Sam Altman is pushing what Fortune, in a July 2 report, frames as a 'new world order' pitch for how the benefits of frontier AI should be shared globally -- a governance vision that includes the idea of leading AI labs allotting equity stakes to sovereign vehicles modeled on Alaska's Permanent Fund. The report frames the push against a less flattering backdrop: OpenAI is, by Fortune's telling, slowly losing ground to Google and Anthropic on model performance and competitive momentum.
That backdrop lines up with concrete data points elsewhere this week. Claude Fable 5 now sits atop the Intelligence Index benchmark, ahead of GPT-5.5, and Google's Gemini continues to gain enterprise traction on the back of its own infrastructure scale. Altman's governance framing -- global equity-sharing, sovereign AI funds, a new international order for AI benefits -- reads as an attempt to compete on a dimension other than raw model capability, where OpenAI's lead has visibly narrowed.
“That backdrop lines up with concrete data points elsewhere this week.”
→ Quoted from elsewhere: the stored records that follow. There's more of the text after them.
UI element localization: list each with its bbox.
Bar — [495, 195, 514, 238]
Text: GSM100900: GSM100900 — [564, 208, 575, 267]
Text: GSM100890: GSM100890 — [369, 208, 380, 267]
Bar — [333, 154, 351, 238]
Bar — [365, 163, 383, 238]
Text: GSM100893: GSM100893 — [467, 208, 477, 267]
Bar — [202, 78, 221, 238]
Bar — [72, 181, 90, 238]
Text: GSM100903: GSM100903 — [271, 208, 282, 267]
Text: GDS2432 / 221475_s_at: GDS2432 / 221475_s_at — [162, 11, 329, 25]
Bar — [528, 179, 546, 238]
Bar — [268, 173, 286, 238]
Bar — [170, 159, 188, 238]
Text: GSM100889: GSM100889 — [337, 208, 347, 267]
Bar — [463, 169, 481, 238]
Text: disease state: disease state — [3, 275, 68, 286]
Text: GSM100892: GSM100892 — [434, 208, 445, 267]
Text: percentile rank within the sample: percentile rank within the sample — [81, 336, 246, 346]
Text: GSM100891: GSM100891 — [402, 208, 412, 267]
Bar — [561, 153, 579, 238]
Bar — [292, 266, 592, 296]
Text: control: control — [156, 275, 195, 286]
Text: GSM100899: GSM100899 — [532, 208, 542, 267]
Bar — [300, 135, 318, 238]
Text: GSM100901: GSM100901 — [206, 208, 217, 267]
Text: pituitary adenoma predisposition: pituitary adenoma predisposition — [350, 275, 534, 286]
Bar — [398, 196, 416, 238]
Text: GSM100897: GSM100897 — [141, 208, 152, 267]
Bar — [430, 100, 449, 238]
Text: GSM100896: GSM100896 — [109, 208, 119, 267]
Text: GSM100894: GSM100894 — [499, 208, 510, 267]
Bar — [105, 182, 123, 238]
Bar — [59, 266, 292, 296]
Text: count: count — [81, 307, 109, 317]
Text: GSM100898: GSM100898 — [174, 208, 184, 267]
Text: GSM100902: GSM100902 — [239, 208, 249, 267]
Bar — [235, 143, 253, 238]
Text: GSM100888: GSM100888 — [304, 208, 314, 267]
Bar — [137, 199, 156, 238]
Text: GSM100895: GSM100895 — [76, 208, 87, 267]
The timing is notable: OpenAI's own reported offer of a 5% equity stake to the US government, disclosed the same week, is a concrete instance of the exact policy Altman has been publicly advocating in the abstract. Whether that's principled consistency or a governance narrative built to justify a defensive move is a matter of interpretation, but the two stories are clearly connected.
OpenAI's continued advantage shouldn't be discounted: it still commands by far the largest consumer AI user base of any lab, a distribution moat that benchmark rankings alone don't capture, and ChatGPT remains the default AI product for hundreds of millions of users in a way no Anthropic or Google product has matched.
What to watch: whether Altman's governance framework gains any traction with other frontier labs or governments beyond the US, and whether OpenAI's upcoming model releases reclaim the technical benchmark lead Fortune says it has been ceding.